戦前の帝国憲法下の天皇は国家主権の主体であり、日本は天皇統治国家だった。大日本帝国憲法の一条から三条までの規定はこれをこれに明確にしている。これを国体と言った。これに対して憲法4条の規定(憲法)の運営規定によって国民主権から生まれた政治形態(立憲君主を含む民主的な政体)を理論づけるものが天皇機関説だった。これは国民主権なき、立憲政体のことであり、君主主権を背後に持った考えである。この天皇機関説は君子主権と国民主権が妥協的で決着がつかず(ということは君子主権が主体であるのだが)という状態の中で国家主権説を持って登場したものである。ドイツで登場したこの考えはドイツではイギリスやフランスに比して官僚(国家機関)が強く、官僚統治主体の傾向が強かったためにでてきたものである。天皇機関説は国家主権説を背後に持ちながら、立憲政体の容認をしたのだが、国体明徴運動(天皇統治)の明確化という動きの中で敗退した。(天皇機関説事件)。このことを顧みる必要があるのは戦後の日本の支配層(支配共同体)はポツダム宣言にある民主的傾向の復活ということを手立てに日本の戦後形態を構想したということだ。結局のところは君主主権とも国民主権とも明確にしないで、民主政体を取ったという事であり、戦前のように天皇統治を持ったものではなかったが、だからと言って国民主権にたったわけではない。天皇統治への復帰を願望しつつ立憲政体を取るという事であり、象徴天皇、象徴天皇制はその差物としてあった。国民主権の曖昧さと象徴天皇制は表裏一体のものである。

(3)

 僕は新天皇の即位とそれに伴う一連の儀式を見ながらももやもやした気分のなかにある。これはこの即位の儀礼が,天皇統治(君主主権)の時代を踏襲したものであり、象徴天皇が天皇統治の残滓を示すことになっているからだ。同時に国民主権の不在という、その現在を実感させられるからだと思う。平成天皇が天皇統治の時代の天皇(神聖天皇)に戻そうとする動きに抵抗し、生前退位を自ら提起したことに注目していいと思うが、儀式においては天皇統治の時代の様式を踏襲していることには疑念を持つ。天皇や天皇家での力ではどうしょうもないのだろうが、僕らの側から、つまり国民主権の側から儀式も含めて天皇のあり方が提示できないということにもやもや気分がつきまとうのである。僕は憲法の9条は改正の必要はないし、選び直しということも必要はないが、天皇条項は変えるべきだと思う。それは象徴という規定を含めた天皇条項の排除である。儀礼的存在として、それこそ象徴として残すという選択肢もあるが、それらは国民的討議を経てということになる。

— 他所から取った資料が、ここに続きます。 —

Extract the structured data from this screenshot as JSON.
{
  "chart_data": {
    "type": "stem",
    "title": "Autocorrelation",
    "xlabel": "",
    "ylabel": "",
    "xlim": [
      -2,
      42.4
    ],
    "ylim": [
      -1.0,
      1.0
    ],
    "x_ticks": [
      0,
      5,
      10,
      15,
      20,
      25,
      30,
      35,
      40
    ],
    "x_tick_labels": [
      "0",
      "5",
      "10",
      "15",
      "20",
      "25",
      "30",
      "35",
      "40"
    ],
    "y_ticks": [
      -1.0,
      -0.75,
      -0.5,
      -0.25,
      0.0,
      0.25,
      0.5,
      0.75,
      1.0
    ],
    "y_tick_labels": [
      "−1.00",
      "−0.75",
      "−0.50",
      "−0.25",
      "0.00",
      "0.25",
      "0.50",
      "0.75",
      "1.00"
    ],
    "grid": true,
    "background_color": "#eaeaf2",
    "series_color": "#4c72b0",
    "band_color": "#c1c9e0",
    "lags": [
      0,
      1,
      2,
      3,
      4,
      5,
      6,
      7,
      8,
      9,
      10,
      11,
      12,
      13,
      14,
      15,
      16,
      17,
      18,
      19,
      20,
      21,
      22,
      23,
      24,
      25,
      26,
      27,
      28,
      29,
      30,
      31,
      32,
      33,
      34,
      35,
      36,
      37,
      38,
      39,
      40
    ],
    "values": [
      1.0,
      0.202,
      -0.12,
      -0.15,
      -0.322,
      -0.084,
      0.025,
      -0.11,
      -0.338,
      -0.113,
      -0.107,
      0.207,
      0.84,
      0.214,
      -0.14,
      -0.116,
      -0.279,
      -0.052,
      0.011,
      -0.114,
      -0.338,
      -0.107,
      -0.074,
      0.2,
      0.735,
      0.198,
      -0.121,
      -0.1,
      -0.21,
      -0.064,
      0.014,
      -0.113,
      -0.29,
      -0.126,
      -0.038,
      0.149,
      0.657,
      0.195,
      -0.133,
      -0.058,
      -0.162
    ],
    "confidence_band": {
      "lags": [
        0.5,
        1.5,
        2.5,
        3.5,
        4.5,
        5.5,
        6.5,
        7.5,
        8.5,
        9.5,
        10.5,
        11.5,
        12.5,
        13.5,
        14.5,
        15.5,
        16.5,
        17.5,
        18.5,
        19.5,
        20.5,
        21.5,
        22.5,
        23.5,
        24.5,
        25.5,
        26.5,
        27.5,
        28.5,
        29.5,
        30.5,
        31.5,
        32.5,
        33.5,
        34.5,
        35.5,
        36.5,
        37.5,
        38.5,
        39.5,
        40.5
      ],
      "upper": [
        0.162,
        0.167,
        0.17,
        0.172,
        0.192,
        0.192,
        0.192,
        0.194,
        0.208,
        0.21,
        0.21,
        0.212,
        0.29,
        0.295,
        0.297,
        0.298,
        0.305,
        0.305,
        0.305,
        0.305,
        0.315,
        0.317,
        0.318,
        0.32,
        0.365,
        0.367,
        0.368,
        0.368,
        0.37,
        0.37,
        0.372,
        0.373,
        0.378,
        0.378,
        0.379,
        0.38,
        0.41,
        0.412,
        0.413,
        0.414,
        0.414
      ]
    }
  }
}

 即位式の一連の儀式を見ながら思うことは、これは国民には何ら議論というか関与の余地もなく、上から提起され、ひたすら受け入れることを促される代物だということだ。儀式がどうあるべきかの議論の余地もない、このあり方は国民主権によってえらばれた象徴という規定にすら反するものである。天皇統治の時代は天皇の存在について議論することもタブーであり、それを議論しようとするものは命がけの決意を必要とした。いま、儀式について議論の一つ起こらない状態は異様であり、この中に僕は天皇統治の残滓を見ている。今、日本の国家に対する基本的立場が国民主権の登場であり、それが国家主体になっていくことであるが、その事の現在と今後のことを考えさせられている。国民主権という考えが深まって行くことと,天皇や天皇制の見直しは関係することだ。儀式の見直しには国民主権が深まっていくことが不可欠だ。